Some entities lack features that are reliably unique. Different people can have identical names; different books can have identical titles. You can usually find a composite of attributes that work as a primary key. For example, people rarely have identical names and identical addresses, and different books rarely have identical titles, authors, and publication dates.
A system-assigned primary key is usually preferable to a composite key. A system-assigned key is a number or code that is attached to each instance of an entity when the entity is first entered into the database. The easiest system-assigned keys to implement are serial numbers because the database server can generate them automatically. Informix database servers offer the SERIAL and SERIAL8 data types for serial numbers. However, the people who use the database might not like a plain numeric code.
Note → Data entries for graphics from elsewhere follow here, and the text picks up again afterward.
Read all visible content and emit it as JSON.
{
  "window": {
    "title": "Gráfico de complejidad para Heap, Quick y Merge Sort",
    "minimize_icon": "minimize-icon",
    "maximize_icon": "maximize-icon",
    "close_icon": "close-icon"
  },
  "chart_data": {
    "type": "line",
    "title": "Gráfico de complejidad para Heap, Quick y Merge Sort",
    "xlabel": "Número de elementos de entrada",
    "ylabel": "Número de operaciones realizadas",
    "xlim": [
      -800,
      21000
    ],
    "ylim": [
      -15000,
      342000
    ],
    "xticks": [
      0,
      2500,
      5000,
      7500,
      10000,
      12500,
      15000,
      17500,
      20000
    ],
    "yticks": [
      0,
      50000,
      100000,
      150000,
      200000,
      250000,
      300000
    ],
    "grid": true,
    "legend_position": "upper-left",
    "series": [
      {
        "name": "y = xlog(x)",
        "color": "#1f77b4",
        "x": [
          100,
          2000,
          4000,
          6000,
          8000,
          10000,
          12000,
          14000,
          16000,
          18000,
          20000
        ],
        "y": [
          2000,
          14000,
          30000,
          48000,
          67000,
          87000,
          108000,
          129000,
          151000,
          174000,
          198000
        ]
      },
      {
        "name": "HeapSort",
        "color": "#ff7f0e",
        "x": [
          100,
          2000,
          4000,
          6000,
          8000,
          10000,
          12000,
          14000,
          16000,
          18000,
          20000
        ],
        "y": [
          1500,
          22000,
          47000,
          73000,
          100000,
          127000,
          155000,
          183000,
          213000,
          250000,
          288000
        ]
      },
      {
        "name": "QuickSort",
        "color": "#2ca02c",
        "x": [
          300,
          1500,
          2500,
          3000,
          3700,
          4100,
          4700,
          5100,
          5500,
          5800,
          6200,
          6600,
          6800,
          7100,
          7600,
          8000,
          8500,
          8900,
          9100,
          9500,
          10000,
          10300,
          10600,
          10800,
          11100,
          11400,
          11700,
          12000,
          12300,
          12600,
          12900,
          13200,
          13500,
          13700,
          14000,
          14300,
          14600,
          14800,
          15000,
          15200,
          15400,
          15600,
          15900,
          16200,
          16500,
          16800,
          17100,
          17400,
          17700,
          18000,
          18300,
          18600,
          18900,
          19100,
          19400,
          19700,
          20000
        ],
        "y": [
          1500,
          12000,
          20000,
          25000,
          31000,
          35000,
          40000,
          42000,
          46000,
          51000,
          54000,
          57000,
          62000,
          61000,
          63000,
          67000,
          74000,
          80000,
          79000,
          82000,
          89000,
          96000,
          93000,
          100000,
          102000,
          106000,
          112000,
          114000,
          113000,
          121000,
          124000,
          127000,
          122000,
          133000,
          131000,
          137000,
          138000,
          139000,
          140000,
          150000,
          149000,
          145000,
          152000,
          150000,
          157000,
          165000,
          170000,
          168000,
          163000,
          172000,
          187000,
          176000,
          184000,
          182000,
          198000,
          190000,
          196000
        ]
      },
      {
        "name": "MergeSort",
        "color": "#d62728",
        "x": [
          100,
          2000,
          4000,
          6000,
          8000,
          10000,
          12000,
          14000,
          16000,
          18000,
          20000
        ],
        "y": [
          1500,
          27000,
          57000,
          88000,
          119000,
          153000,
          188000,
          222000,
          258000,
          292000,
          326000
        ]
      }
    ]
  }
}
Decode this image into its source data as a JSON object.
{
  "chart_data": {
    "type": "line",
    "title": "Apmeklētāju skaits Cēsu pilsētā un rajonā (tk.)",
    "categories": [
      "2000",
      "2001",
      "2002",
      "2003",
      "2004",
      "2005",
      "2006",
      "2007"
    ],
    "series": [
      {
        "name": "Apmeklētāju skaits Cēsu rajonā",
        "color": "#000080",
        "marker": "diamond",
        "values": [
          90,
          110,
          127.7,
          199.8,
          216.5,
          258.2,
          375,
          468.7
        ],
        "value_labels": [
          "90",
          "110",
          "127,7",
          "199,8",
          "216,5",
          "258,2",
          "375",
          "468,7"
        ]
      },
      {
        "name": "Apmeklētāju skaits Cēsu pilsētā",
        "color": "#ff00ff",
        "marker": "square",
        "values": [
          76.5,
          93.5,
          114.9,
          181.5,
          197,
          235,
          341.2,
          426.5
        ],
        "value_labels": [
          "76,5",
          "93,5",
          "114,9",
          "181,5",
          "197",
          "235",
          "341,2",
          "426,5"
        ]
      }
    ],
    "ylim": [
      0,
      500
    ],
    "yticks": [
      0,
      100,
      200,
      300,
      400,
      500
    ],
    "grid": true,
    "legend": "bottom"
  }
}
Other codes can be based on actual data; for example, an employee identification code could be based on a person's initials combined with the digits of the date that they were hired. In the telephone directory example, a system-assigned primary key is used for the name table.
A foreign key is a column or group of columns in one table that contains values that match the primary key in another table. Foreign keys are used to join tables. Figure 16 shows the primary and foreign keys of the customer and order tables from the demonstration database.
Foreign keys are noted wherever they appear in the model because their presence can restrict your ability to delete rows from tables. Before you can delete a row safely, either you must delete all rows that refer to it through foreign keys, or you must define the relationship with special syntax that allows you to delete rows from primary-key and foreign-key columns with a single delete command. The database server disallows deletes that violate referential integrity.
To preserve referential integrity, delete all foreign-key rows before you delete the primary key to which they refer. If you impose referential constraints on your database, the database server does not permit you to delete primary keys with matching foreign keys. It also does not permit you to add a foreign-key value that does not reference an existing primary-key value. For more information about referential integrity, see the IBM Informix: Guide to SQL Tutorial.
Figure 17 shows the initial choices of primary and foreign keys. This diagram reflects some important decisions.
For the name table, the primary key rec_num is chosen. The data type for rec_num is SERIAL. The values for rec_num are system generated. If you look at the other columns (or attributes) in the name table, you see that the data types that are associated with the columns are mostly character-based. None of these columns alone is a good candidate for a primary key. If you combine elements of the table into a composite key, you create a cumbersome key. The SERIAL data type gives you a key that you can also use to join other tables to the name table.
The voice, fax, modem, and address tables are each joined to name through the rec_num key.
For the voice, fax, and modem tables the telephone numbers are used as primary keys. The address table contains a special column (id_num) that serves no other purpose than to act as a primary key. This is done because if id_num did not exist then all of the other columns would have to be used together as a composite key in order to guarantee that no duplicate primary keys existed. Using all of the rows as a primary key would be very inefficient and confusing.